Wow. I can’t believe I almost decided NOT to go to the Spectrum Fantastic Art Live! in Kansas City. My anxiety almost got the best of me. Luckily, I made a promise to my friend Cindy that T & I would come visit & stay at her place. I also made a New Year’s resolution to say “YES!” this year. Especially when I know I want to do it. I’m not going to let the anxiety keep me locked up.
The last time I was in Kansas City, MO was in 1993. I had a campus tour of the Kansas City Arts Institute. I had been accepted & my parents wanted to check the place out. That turned out to be a bad idea. They didn’t like the co-ed dorms. They really didn’t like the price & it was too far away for them to keep tabs on me. I left Kansas City in tears.
Kansas City Arts Institute had accepted me, but my parents still hadn’t. It was too big a gamble for them. All that money for a degree in Art? It didn’t matter that I would learn skills to help me make my dreams come true. It didn’t matter that they had a placement program with the very company I dreamed of working for. All they heard was $10,000 a semester and I saw my dreams crumbled before my eyes. I will never forget the way it felt when my Father turned from the Drivers seat of the car & looked right at me & said, “You aren’t going here.”
My life path was completely destroyed. It didn’t matter where I went after that. ANY school was second rate.
So, there I was, standing in Kansas City again, May 17th, 2012, 19 years later. Still no further along with my art career than I was in 1993. I felt broken, exhausted, & ashamed, but maybe, I thought, just maybe I can learn something to inspire me. Set me on a better path. Give me a clue of what to do. If not, I can at least meet some of the artists that keep my fire burning. Artists like Brom, Mignola, Donato & more.

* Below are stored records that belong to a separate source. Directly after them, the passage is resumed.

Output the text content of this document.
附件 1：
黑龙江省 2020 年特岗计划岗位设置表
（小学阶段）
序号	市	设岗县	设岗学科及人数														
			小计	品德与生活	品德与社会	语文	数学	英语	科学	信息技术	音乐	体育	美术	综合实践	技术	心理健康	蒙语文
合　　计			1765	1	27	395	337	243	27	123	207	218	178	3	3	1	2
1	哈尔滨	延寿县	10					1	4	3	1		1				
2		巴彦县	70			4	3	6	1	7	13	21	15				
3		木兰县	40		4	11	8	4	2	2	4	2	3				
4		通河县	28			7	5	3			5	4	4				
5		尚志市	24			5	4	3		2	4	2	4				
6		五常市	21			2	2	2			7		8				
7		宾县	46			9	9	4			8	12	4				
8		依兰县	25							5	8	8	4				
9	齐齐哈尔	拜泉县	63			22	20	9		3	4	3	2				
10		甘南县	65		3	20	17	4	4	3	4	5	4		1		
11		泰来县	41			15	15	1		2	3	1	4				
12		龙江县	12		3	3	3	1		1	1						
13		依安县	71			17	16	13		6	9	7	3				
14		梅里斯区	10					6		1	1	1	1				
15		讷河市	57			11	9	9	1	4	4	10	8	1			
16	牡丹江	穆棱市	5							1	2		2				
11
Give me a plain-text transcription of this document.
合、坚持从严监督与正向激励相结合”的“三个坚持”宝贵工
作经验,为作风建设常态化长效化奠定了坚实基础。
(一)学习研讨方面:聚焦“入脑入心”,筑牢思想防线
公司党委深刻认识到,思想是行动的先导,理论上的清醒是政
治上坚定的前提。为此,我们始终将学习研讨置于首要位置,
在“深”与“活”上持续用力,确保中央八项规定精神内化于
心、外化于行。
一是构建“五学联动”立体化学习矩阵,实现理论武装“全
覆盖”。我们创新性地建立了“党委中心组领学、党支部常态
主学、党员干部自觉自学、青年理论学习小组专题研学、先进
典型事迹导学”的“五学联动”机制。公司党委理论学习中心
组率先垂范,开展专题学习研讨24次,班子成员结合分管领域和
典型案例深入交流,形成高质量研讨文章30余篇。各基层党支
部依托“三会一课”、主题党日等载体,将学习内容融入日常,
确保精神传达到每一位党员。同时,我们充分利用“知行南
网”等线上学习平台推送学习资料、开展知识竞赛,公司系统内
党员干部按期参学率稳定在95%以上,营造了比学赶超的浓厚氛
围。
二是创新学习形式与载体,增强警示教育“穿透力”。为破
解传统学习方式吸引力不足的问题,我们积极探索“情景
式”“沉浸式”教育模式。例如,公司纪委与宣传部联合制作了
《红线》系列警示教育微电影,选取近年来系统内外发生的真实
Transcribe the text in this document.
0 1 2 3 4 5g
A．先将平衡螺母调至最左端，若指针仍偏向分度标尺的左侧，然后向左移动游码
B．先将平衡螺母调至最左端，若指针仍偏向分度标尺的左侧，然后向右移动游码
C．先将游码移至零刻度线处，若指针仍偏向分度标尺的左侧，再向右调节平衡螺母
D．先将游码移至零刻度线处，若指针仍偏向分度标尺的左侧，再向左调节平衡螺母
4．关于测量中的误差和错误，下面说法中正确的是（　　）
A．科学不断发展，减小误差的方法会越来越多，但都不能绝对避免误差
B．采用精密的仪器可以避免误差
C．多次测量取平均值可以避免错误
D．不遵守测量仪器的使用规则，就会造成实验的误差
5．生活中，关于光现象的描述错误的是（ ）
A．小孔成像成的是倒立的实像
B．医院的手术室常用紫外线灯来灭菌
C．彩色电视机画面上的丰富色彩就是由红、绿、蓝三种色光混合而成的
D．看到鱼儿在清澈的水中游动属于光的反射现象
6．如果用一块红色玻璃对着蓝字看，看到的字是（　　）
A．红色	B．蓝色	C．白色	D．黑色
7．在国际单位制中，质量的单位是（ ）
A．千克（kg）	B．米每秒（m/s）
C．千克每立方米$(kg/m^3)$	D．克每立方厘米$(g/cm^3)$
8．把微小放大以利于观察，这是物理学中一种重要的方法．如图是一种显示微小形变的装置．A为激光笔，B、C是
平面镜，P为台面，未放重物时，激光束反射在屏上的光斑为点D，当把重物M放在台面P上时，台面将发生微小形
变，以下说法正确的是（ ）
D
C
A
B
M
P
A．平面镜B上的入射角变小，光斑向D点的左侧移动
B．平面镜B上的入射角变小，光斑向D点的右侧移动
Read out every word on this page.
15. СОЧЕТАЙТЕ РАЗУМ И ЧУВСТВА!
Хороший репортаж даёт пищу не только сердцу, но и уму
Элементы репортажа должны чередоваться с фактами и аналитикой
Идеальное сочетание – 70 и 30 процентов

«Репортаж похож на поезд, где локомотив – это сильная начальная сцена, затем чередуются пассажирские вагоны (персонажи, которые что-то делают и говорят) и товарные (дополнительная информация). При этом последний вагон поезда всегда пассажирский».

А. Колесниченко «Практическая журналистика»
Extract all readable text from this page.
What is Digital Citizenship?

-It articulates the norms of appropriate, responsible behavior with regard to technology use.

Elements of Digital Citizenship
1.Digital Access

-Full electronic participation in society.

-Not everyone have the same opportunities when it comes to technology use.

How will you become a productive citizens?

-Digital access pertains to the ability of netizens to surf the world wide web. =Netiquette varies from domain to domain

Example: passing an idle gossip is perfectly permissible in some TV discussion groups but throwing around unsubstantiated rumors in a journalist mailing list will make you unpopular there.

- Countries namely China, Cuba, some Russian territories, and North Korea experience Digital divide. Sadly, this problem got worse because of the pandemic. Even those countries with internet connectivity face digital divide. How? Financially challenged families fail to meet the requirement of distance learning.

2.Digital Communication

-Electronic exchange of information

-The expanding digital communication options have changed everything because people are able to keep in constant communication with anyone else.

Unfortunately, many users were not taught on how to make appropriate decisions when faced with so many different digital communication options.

I walked into the Grand Ballroom & one of the first things I see is the above banner of Luke on the TaunTaun by McQuarrie. I broke down. I cried right there. I felt two things. I felt my soul tear as I read his words above the fictional character that I admired the most. I was supposed to be creating art. Feeling the same way. Being an artist & loving every second of it. I also felt that I might just be in the right place. That perhaps, I was among my people. It turns out that as the day wore on, I wasn’t wrong about the second feeling & the first began to subside.
I listened to artists talk about feeling like frauds. How they were sure some sort of art police were trailing them & were going to arrest them at any moment. I laughed, but I knew exactly what they were talking about. However, thoughts like, “Yeah, but I DIDN’T feel like that 19 years ago!!!” kept popping into my head. I struggled to let go of the past. I cried a whole lot at this Conference/Convention. I had to step away from artists quickly when I would feel a rush of emotion coming up. T was there. Every step of the way. She knew what was happening. She understood. She’s an artist as well.
By day three, it was clear what I had to do. Every piece of the puzzle that was missing was handed to me. Every single one. The artists as well as the art directors were amazingly helpful & so incredibly inclusive & friendly. They all want to help each other & any of us willing to put in the hard work. After years of wondering what the point of art was & losing my focus it became clear. The purpose is happiness. It’s okay to do art just because I love it. It doesn’t have to be for any other reason. No deeper purpose.
I learned so much. I laughed. I was inspired. I cried. Ultimately, I put the demons away. Spectrum Fantastic Art Live! replaced that memory from 19 years ago. Kansas City wasn’t the place where my dreams died anymore, but the place where they were reborn. Maybe I left them there & just finally came & picked them up. Either way, I’m renewed.
Spectrum gave me hope. Now all I have to do is create. Create & submit. Work hard at improving. Be the best & do what I love. I sure hope they come back next year so I can hand them my portfolio. If I even need to. Who knows, I might be working for TOR by then.